Serena Williams launches an S-themed line to empower women

(NEW YORK) — One day after Serena Williams made headlines for wearing a “catsuit” on the court at the French Open, the 23-time Grand Slam champion has launched a fashion line of her own.

Called “Serena” and sold exclusively online, pieces range from $35 to $250, according to Women’s Wear Daily, and include athleisure wear, dresses, outerwear and more.

Williams told the fashion publication that she wanted to be sure to create a clothing that felt “practical,” but also one that focused on the concept of an s-word, including her name.

“Everyone can have an ‘s’ word. Mine is ‘sure.’ My mom’s is ‘steadfast.’ A really good friend of mine who has been through a lot, her ‘s’ is ‘survivor,’” Williams explained to WWD. “This is a huge thing that I’m doing right now and a huge undertaking, and I need to be sure. And sometimes even when I walk out onto the court, I’m not sure, I’m not sure I’m going to win. I need to be more sure of myself and more confident in myself. And that’s coming from me. And I feel a lot of people can relate to that.”

Williams, 36, has worked in fashion before, having developed lines with HSN and Nike. However, this line is the first one she’s done on her own, and she made sure not to rush the process, especially given her evolving personal life. Last September, Williams and her now-husband, Reddit co-founder Alexis Ohanian, welcomed their first child, daughter Alexis Olympia Ohanian Jr.

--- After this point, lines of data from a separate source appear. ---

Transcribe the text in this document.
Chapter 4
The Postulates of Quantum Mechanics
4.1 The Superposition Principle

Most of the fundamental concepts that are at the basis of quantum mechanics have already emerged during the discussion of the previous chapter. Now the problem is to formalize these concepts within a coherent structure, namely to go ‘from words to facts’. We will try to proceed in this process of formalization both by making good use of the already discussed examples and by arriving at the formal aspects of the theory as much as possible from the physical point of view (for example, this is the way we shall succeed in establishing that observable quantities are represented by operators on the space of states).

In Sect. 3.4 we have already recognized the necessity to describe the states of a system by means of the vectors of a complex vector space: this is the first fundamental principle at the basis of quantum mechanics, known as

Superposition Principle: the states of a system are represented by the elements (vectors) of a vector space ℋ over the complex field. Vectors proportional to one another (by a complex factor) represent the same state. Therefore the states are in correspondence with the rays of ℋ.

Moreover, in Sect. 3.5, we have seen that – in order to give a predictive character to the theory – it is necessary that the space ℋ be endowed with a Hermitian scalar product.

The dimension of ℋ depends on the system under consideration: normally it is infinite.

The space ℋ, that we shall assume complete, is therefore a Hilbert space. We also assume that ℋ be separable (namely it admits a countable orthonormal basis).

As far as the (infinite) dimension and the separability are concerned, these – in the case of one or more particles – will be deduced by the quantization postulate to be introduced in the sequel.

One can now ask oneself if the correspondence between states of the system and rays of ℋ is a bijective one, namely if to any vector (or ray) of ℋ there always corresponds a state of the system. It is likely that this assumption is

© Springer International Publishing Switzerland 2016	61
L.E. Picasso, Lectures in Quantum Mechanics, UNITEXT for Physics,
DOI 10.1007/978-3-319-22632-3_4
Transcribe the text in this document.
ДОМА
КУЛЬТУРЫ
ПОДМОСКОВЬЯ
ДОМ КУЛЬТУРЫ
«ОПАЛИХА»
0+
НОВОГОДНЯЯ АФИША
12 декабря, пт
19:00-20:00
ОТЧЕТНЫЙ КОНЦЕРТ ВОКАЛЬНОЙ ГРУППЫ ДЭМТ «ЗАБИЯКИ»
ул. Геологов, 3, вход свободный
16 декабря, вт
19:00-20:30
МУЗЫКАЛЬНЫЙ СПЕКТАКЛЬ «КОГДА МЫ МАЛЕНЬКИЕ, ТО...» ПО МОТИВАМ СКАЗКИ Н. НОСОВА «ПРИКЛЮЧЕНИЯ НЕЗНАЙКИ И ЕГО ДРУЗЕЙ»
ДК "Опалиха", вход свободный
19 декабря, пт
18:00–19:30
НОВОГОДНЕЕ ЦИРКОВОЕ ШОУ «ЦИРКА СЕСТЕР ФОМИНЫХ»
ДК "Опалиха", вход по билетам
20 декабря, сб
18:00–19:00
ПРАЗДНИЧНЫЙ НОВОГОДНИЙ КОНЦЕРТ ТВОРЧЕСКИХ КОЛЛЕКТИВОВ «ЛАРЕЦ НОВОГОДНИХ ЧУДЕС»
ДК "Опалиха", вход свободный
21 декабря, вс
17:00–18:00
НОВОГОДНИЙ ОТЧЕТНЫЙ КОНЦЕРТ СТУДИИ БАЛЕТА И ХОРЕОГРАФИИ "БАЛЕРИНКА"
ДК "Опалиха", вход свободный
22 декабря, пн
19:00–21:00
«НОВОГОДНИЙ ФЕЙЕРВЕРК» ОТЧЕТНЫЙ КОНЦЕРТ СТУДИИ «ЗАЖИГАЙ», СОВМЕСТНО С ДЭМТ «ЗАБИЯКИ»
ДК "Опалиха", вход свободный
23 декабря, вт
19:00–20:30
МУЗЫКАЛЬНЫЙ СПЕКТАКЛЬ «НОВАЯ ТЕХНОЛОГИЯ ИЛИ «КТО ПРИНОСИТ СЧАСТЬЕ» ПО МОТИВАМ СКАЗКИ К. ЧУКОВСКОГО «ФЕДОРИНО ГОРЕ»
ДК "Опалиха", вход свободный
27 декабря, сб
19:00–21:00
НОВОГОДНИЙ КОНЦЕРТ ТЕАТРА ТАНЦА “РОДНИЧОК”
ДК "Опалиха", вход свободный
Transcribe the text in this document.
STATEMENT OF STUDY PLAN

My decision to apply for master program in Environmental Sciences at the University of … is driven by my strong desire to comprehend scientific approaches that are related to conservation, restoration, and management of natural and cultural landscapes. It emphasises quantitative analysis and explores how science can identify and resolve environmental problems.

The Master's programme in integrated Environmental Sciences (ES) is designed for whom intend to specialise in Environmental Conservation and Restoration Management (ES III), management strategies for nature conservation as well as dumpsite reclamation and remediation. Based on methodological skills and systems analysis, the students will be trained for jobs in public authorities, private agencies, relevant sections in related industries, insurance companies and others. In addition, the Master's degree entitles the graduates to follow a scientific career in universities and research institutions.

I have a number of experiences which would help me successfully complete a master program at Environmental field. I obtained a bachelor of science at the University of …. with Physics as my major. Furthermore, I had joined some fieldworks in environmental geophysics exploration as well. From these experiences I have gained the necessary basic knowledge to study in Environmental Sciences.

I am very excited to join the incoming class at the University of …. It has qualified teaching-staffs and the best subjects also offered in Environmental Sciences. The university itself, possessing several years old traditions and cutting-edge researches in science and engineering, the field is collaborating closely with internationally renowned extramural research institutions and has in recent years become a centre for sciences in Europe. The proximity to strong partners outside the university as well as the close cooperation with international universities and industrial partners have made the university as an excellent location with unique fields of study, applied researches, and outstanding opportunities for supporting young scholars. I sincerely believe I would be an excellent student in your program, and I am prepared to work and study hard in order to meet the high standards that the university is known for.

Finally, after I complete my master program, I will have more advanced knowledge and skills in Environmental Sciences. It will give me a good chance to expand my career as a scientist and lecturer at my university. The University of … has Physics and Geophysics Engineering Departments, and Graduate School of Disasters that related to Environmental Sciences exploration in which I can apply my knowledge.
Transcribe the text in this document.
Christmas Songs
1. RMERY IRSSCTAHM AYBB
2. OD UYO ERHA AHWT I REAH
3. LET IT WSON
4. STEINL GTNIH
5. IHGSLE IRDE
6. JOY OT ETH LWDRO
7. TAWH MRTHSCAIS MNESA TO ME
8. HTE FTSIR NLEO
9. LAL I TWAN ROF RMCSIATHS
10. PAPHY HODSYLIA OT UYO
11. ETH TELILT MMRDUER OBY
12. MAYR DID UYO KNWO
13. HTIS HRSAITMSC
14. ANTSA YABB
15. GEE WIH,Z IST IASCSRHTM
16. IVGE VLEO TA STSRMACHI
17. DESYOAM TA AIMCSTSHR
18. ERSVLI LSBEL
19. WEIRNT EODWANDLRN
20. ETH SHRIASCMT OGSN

“At one point I was going to come out with it in November before I got married, and I remember thinking, ‘I don’t want to do that because I want to be able to enjoy my honeymoon and enjoy the wedding,’ so we just kept putting it off and changing and adding, and I’m glad we waited,” she said. “Life is all about timing, right? I just feel now is the right timing. … And with all the movements that are going on with women and young girls standing up and doing marches and talking about #MeToo, and standing up for their own rights — that should be automatically [rights] we have — but enforcing that and saying ‘these are our rights’ — it’s timing.”

Now, Williams is hoping the clothing resonates with women like her, and inspires those who may need a boost every now and again.

“The customer is a girl or a woman who believes in herself, or wants to believe in herself; maybe she’s feeling unconfident that day,” she said. “And someone that is unapologetically themselves, and that maybe they stand out; maybe they stand out because they are strong or they’re beautiful or they want to not be the norm. Our woman is someone who looks at fashion as a compass to show who they are, to show what they are.”